Collins was a resident assistant during his Wilkes student days and was supervised by Adams. He holds the distinction of being the first babysitter for the Adams’s oldest daughter. He remembers the role that Adams played in his personal growth. “What I remember about Paul and Jean is that they fostered the ability for you to mature on your own timetable. It was just so freeing. I guess I would say that the expectations were to be yourself. And to find your own path without expectations. It was really almost like a Big Brother/ Big Sister relationship that I felt with them because I have siblings their age.”

The Right Man for the Job


Cardell has known Paul and Jean Adams since his student days. As chairman of the Wilkes University Board of Trustees, Cardell called upon Adams to lead at a time that would turn out to be a critical moment in the history of the University: He asked Adams to serve as interim president, not knowing that the COVID-19 pandemic would occur during his tenure.   
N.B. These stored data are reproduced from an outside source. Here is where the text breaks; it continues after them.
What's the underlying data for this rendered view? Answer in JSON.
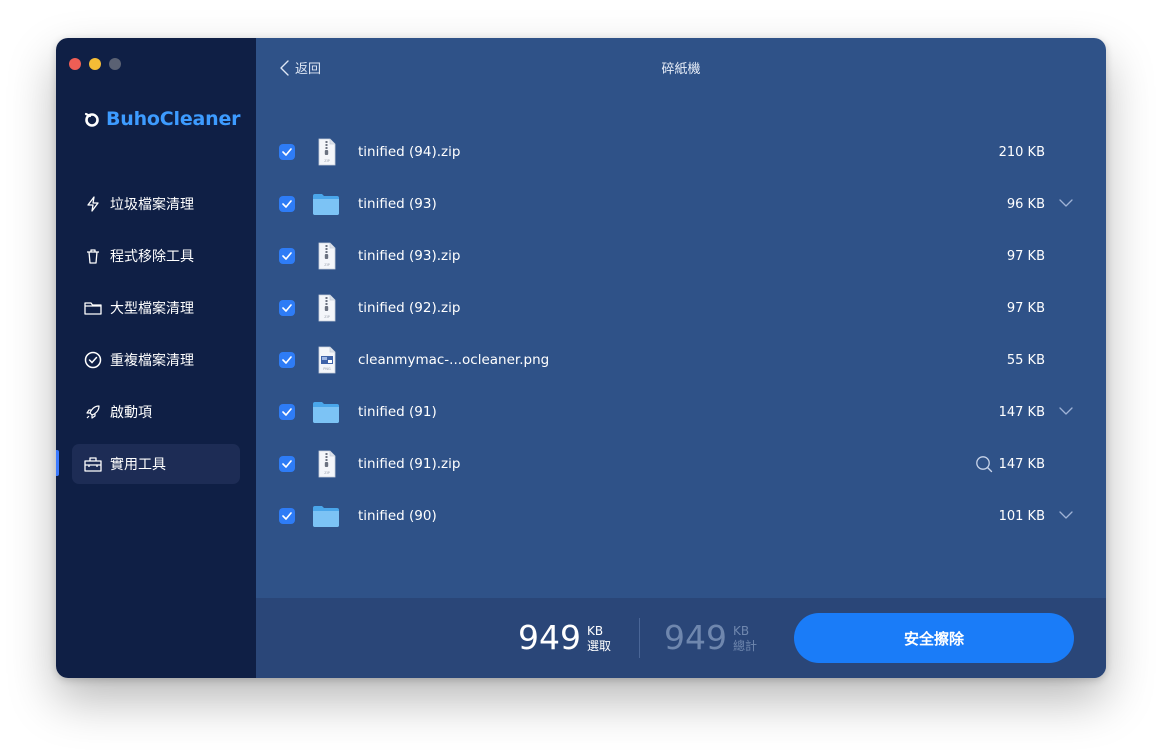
{
  "app": {
    "name": "BuhoCleaner"
  },
  "sidebar": {
    "items": [
      {
        "label": "垃圾檔案清理",
        "icon": "bolt-icon",
        "active": false
      },
      {
        "label": "程式移除工具",
        "icon": "trash-icon",
        "active": false
      },
      {
        "label": "大型檔案清理",
        "icon": "folder-icon",
        "active": false
      },
      {
        "label": "重複檔案清理",
        "icon": "check-circle-icon",
        "active": false
      },
      {
        "label": "啟動項",
        "icon": "rocket-icon",
        "active": false
      },
      {
        "label": "實用工具",
        "icon": "toolbox-icon",
        "active": true
      }
    ]
  },
  "header": {
    "back_label": "返回",
    "title": "碎紙機"
  },
  "files": [
    {
      "name": "tinified (94).zip",
      "size": "210 KB",
      "type": "zip",
      "expandable": false,
      "checked": true
    },
    {
      "name": "tinified (93)",
      "size": "96 KB",
      "type": "folder",
      "expandable": true,
      "checked": true
    },
    {
      "name": "tinified (93).zip",
      "size": "97 KB",
      "type": "zip",
      "expandable": false,
      "checked": true
    },
    {
      "name": "tinified (92).zip",
      "size": "97 KB",
      "type": "zip",
      "expandable": false,
      "checked": true
    },
    {
      "name": "cleanmymac-...ocleaner.png",
      "size": "55 KB",
      "type": "png",
      "expandable": false,
      "checked": true
    },
    {
      "name": "tinified (91)",
      "size": "147 KB",
      "type": "folder",
      "expandable": true,
      "checked": true
    },
    {
      "name": "tinified (91).zip",
      "size": "147 KB",
      "type": "zip",
      "expandable": false,
      "checked": true,
      "preview": true
    },
    {
      "name": "tinified (90)",
      "size": "101 KB",
      "type": "folder",
      "expandable": true,
      "checked": true
    }
  ],
  "footer": {
    "selected_value": "949",
    "selected_unit": "KB",
    "selected_label": "選取",
    "total_value": "949",
    "total_unit": "KB",
    "total_label": "總計",
    "erase_label": "安全擦除"
  },
  "colors": {
    "sidebar_bg": "#0f1f45",
    "main_bg": "#2f5288",
    "footer_bg": "#2a4678",
    "accent": "#1a7cf8",
    "brand": "#3d9bff"
  }
}
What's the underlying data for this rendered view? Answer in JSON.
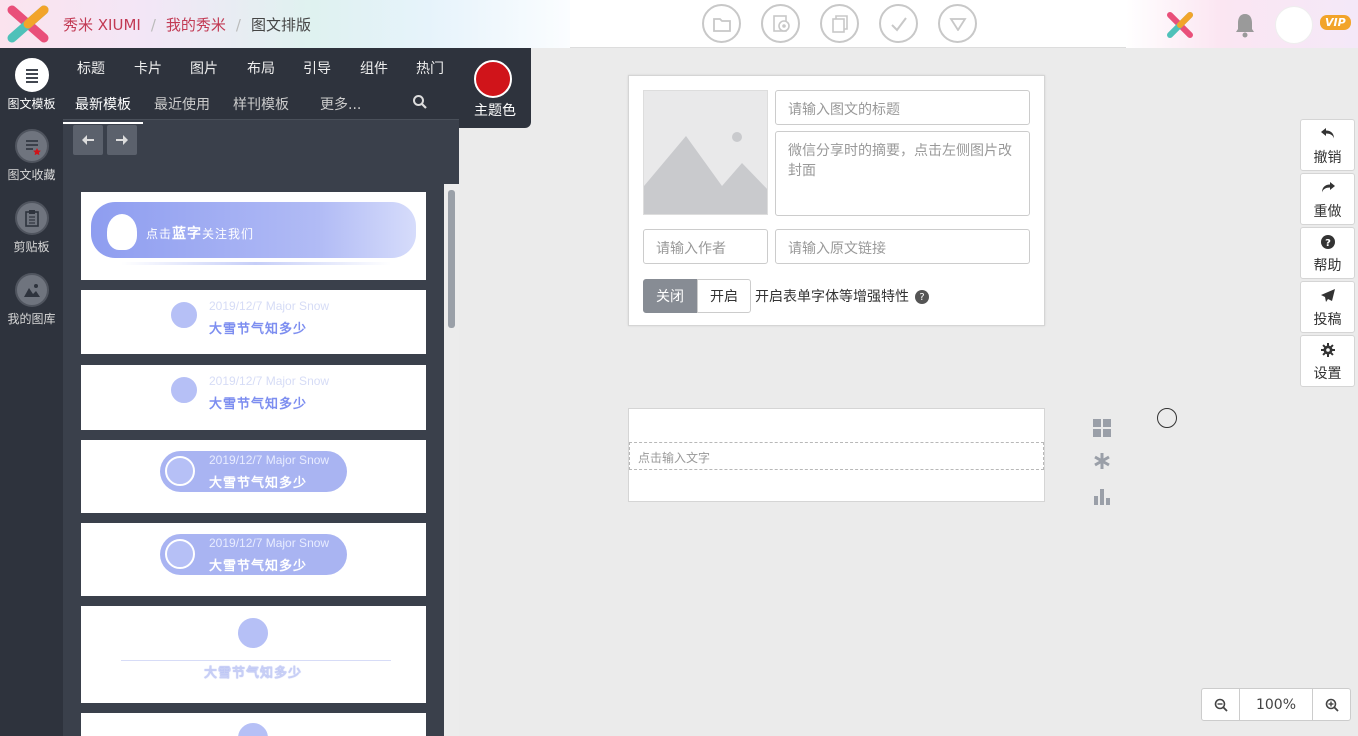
{
  "header": {
    "breadcrumb": [
      "秀米 XIUMI",
      "我的秀米",
      "图文排版"
    ],
    "vip_badge": "VIP",
    "toolbar_icons": [
      "folder-icon",
      "preview-icon",
      "copy-icon",
      "check-icon",
      "dropdown-icon"
    ]
  },
  "sidebar": {
    "items": [
      {
        "label": "图文模板",
        "icon": "list-icon",
        "active": true
      },
      {
        "label": "图文收藏",
        "icon": "favorite-icon",
        "active": false
      },
      {
        "label": "剪贴板",
        "icon": "clipboard-icon",
        "active": false
      },
      {
        "label": "我的图库",
        "icon": "image-library-icon",
        "active": false
      }
    ]
  },
  "template_panel": {
    "category_tabs": [
      "标题",
      "卡片",
      "图片",
      "布局",
      "引导",
      "组件",
      "热门"
    ],
    "sub_tabs": [
      "最新模板",
      "最近使用",
      "样刊模板",
      "更多..."
    ],
    "active_sub_tab": "最新模板",
    "theme_label": "主题色",
    "theme_color": "#d0141a",
    "templates": [
      {
        "text": "点击蓝字关注我们",
        "text_prefix": "点击",
        "text_highlight": "蓝字",
        "text_suffix": "关注我们"
      },
      {
        "date": "2019/12/7 Major Snow",
        "title": "大雪节气知多少"
      },
      {
        "date": "2019/12/7 Major Snow",
        "title": "大雪节气知多少"
      },
      {
        "date": "2019/12/7 Major Snow",
        "title": "大雪节气知多少"
      },
      {
        "date": "2019/12/7 Major Snow",
        "title": "大雪节气知多少"
      },
      {
        "title": "大雪节气知多少"
      }
    ]
  },
  "article_card": {
    "title_placeholder": "请输入图文的标题",
    "summary_placeholder": "微信分享时的摘要，点击左侧图片改封面",
    "author_placeholder": "请输入作者",
    "source_placeholder": "请输入原文链接",
    "toggle_off": "关闭",
    "toggle_on": "开启",
    "toggle_label": "开启表单字体等增强特性"
  },
  "editor": {
    "placeholder": "点击输入文字"
  },
  "right_tools": [
    {
      "label": "撤销",
      "icon": "undo-icon"
    },
    {
      "label": "重做",
      "icon": "redo-icon"
    },
    {
      "label": "帮助",
      "icon": "help-icon"
    },
    {
      "label": "投稿",
      "icon": "send-icon"
    },
    {
      "label": "设置",
      "icon": "gear-icon"
    }
  ],
  "zoom": {
    "value": "100%"
  }
}
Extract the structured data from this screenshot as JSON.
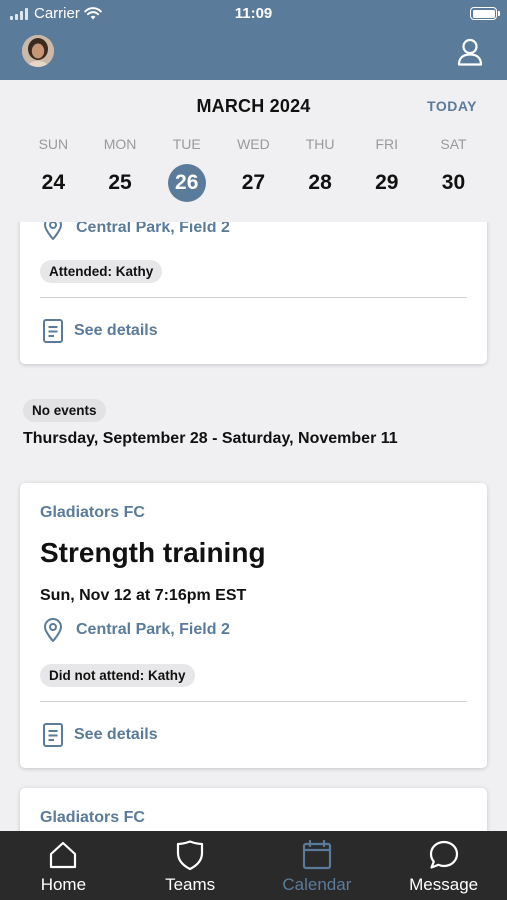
{
  "status_bar": {
    "carrier": "Carrier",
    "time": "11:09"
  },
  "calendar": {
    "month": "MARCH 2024",
    "today_label": "TODAY",
    "weekdays": [
      "SUN",
      "MON",
      "TUE",
      "WED",
      "THU",
      "FRI",
      "SAT"
    ],
    "dates": [
      "24",
      "25",
      "26",
      "27",
      "28",
      "29",
      "30"
    ],
    "selected": "26"
  },
  "card_partial": {
    "location": "Central Park, Field 2",
    "attendance": "Attended: Kathy",
    "details_label": "See details"
  },
  "gap": {
    "badge": "No events",
    "range": "Thursday, September 28 - Saturday, November 11"
  },
  "card_event": {
    "team": "Gladiators FC",
    "title": "Strength training",
    "time": "Sun, Nov 12 at 7:16pm EST",
    "location": "Central Park, Field 2",
    "attendance": "Did not attend: Kathy",
    "details_label": "See details"
  },
  "card_next": {
    "team": "Gladiators FC"
  },
  "tabs": [
    {
      "label": "Home",
      "icon": "home-icon"
    },
    {
      "label": "Teams",
      "icon": "shield-icon"
    },
    {
      "label": "Calendar",
      "icon": "calendar-icon"
    },
    {
      "label": "Message",
      "icon": "chat-bubble-icon"
    }
  ],
  "colors": {
    "accent": "#5b7b9a",
    "tabbar": "#2a2a2a",
    "background": "#f0f0f2"
  }
}
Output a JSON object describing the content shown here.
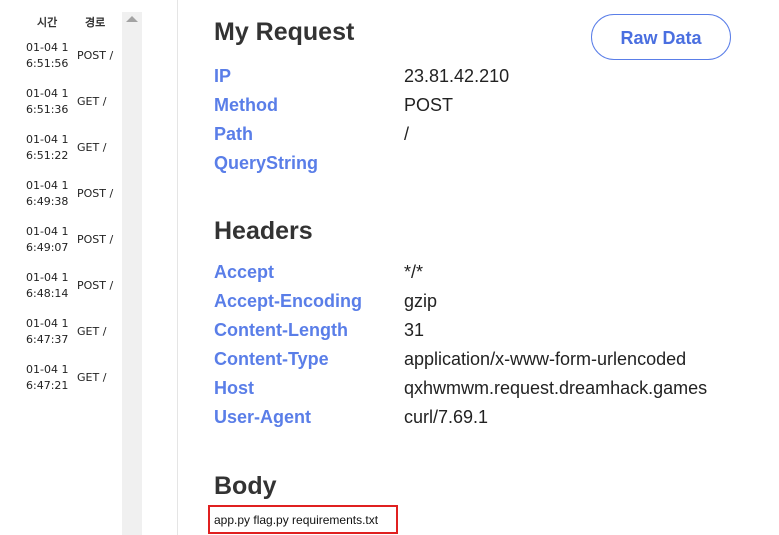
{
  "list": {
    "header_time": "시간",
    "header_path": "경로",
    "items": [
      {
        "date": "01-04 1",
        "time": "6:51:56",
        "method": "POST /"
      },
      {
        "date": "01-04 1",
        "time": "6:51:36",
        "method": "GET /"
      },
      {
        "date": "01-04 1",
        "time": "6:51:22",
        "method": "GET /"
      },
      {
        "date": "01-04 1",
        "time": "6:49:38",
        "method": "POST /"
      },
      {
        "date": "01-04 1",
        "time": "6:49:07",
        "method": "POST /"
      },
      {
        "date": "01-04 1",
        "time": "6:48:14",
        "method": "POST /"
      },
      {
        "date": "01-04 1",
        "time": "6:47:37",
        "method": "GET /"
      },
      {
        "date": "01-04 1",
        "time": "6:47:21",
        "method": "GET /"
      }
    ]
  },
  "raw_button": "Raw Data",
  "request": {
    "title": "My Request",
    "rows": [
      {
        "key": "IP",
        "value": "23.81.42.210"
      },
      {
        "key": "Method",
        "value": "POST"
      },
      {
        "key": "Path",
        "value": "/"
      },
      {
        "key": "QueryString",
        "value": ""
      }
    ]
  },
  "headers": {
    "title": "Headers",
    "rows": [
      {
        "key": "Accept",
        "value": "*/*"
      },
      {
        "key": "Accept-Encoding",
        "value": "gzip"
      },
      {
        "key": "Content-Length",
        "value": "31"
      },
      {
        "key": "Content-Type",
        "value": "application/x-www-form-urlencoded"
      },
      {
        "key": "Host",
        "value": "qxhwmwm.request.dreamhack.games"
      },
      {
        "key": "User-Agent",
        "value": "curl/7.69.1"
      }
    ]
  },
  "body": {
    "title": "Body",
    "content": "app.py flag.py requirements.txt"
  },
  "colors": {
    "key": "#5a7ee8",
    "highlight_border": "#e02020"
  }
}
“When Patrick Leahy resigned as president, I was chairman of the Board of Trustees and was responsible for the leadership transition. We needed to name an interim president to allow time for a full search for our next president. It was obvious to me that Paul was the hands-down best choice for interim. There was never any doubt in my mind who I wanted, but it depended on Paul saying ‘yes.’ When I called him, with his usual class, he said, ‘I’ll do whatever is best for the University.’ His selection did indeed prove to be the best choice for the school: He did a masterful job in a tough environment. One of the highlights of my tenure as chairman was to inaugurate Paul as the interim president. Everyone involved was thrilled with the selection—trustees, faculty, administrators, staff, and students.”